Towards a Theoretical Framework for Usability


Keith A. Butler

Math and Computing Technology
Boeing Phantom Works



Date: Friday, February 11, 2005
Place: Engineering Sciences Building, Room 2001
Time: 2:00 pm 3:00 pm (Refreshments served at 1:30 pm)


Abstract:
Conventional definitions of usability are holistic and confound it the difficulty of user work and the functionality of supporting applications. This deficiency has serious disadvantages for a theory of human-computer interaction, and practical limitations on the practice of usability engineering. We propose a distributed-cognition framework for usability in terms of the characteristics of the mental work that users must perform, which has separate, independent components for: 1) the intrinsic difficulty of the work; and 2) the user effort for accomplishing it with a given interface.

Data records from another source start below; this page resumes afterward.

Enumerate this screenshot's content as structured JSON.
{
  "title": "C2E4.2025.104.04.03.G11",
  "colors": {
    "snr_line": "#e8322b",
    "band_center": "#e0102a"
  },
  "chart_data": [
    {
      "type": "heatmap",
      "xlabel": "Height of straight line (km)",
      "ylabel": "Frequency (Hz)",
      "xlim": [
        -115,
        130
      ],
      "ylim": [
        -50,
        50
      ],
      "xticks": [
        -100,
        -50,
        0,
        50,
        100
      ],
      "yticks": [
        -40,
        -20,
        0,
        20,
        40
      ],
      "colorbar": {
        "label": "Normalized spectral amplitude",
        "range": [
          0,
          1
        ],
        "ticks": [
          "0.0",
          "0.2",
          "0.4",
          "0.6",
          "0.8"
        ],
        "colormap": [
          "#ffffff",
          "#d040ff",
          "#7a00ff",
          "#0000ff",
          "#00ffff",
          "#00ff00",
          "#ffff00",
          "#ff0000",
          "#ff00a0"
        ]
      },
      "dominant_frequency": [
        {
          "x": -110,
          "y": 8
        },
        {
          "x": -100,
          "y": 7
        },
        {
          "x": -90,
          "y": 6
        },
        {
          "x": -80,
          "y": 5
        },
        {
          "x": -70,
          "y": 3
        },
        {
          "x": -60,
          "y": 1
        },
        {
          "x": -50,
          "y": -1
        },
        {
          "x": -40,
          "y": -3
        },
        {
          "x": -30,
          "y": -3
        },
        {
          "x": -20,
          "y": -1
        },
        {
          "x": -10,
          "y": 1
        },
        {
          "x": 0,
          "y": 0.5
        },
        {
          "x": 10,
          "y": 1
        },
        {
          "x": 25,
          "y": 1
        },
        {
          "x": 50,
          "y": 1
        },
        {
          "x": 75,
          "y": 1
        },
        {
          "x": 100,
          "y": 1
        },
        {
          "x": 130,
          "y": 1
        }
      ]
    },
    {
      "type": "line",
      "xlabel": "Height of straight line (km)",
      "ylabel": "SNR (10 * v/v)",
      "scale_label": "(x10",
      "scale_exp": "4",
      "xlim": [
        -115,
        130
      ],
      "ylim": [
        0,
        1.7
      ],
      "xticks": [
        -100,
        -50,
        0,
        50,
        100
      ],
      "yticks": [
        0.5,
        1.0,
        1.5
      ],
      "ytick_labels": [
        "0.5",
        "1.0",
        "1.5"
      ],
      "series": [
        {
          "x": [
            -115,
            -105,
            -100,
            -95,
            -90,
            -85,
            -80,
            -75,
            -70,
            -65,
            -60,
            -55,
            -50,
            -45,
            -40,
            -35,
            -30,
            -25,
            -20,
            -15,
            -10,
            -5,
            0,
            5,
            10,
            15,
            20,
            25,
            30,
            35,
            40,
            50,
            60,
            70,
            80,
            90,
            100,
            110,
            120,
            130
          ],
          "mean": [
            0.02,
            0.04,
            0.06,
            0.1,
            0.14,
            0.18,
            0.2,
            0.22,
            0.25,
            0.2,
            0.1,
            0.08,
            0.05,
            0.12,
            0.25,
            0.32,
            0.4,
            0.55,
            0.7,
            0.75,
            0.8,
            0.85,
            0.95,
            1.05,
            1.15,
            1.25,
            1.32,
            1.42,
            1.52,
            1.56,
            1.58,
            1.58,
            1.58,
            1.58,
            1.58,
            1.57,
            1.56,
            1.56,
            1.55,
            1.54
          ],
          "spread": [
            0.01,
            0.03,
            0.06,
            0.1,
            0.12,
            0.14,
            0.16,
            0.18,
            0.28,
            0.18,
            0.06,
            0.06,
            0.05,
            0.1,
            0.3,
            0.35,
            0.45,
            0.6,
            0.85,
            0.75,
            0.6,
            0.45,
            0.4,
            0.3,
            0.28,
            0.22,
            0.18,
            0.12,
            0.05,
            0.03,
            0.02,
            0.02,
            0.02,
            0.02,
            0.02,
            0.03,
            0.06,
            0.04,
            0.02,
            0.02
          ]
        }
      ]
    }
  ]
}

Some of this user effort is not intrinsic to the nature of the work, and is only present due to the way the application was implemented. We call that non-intrinsic activity overhead. We illustrate and test the framework by demonstrating how an ontology for the well-studied Tower of Hanoi puzzle was analyzed to define two isomorphic user interfaces for solving the problem, which varied overhead independently from problem difficulty in controlled experiment. The results of the data confirmed the framework’s prediction. Overhead was only 31% of total user actions but accounted for 93% of the variance in solution-time. We discuss the implications of our findings for a theory of usability, a practical measurement model for usability, and challenges for widespread application.

KEITH BUTLER is a Boeing Technical Fellow in the Math & Computing Technology, where he is responsible for the core technology area of human-computer interaction. He completed his PhD in cognitive psychology at Tufts University in 1980 and began working at Bell Telephone Labs, where he developed user-centered methods and prototypes for maintenance information systems. Working with John Bennett and John Whiteside, he was one of the originators of Usability Engineering. He is past chair for the ACM SIGCHI conference on computer-human interaction, and currently serves on the steering committee for software product usability at U.S. National Institute for Standards & Technology.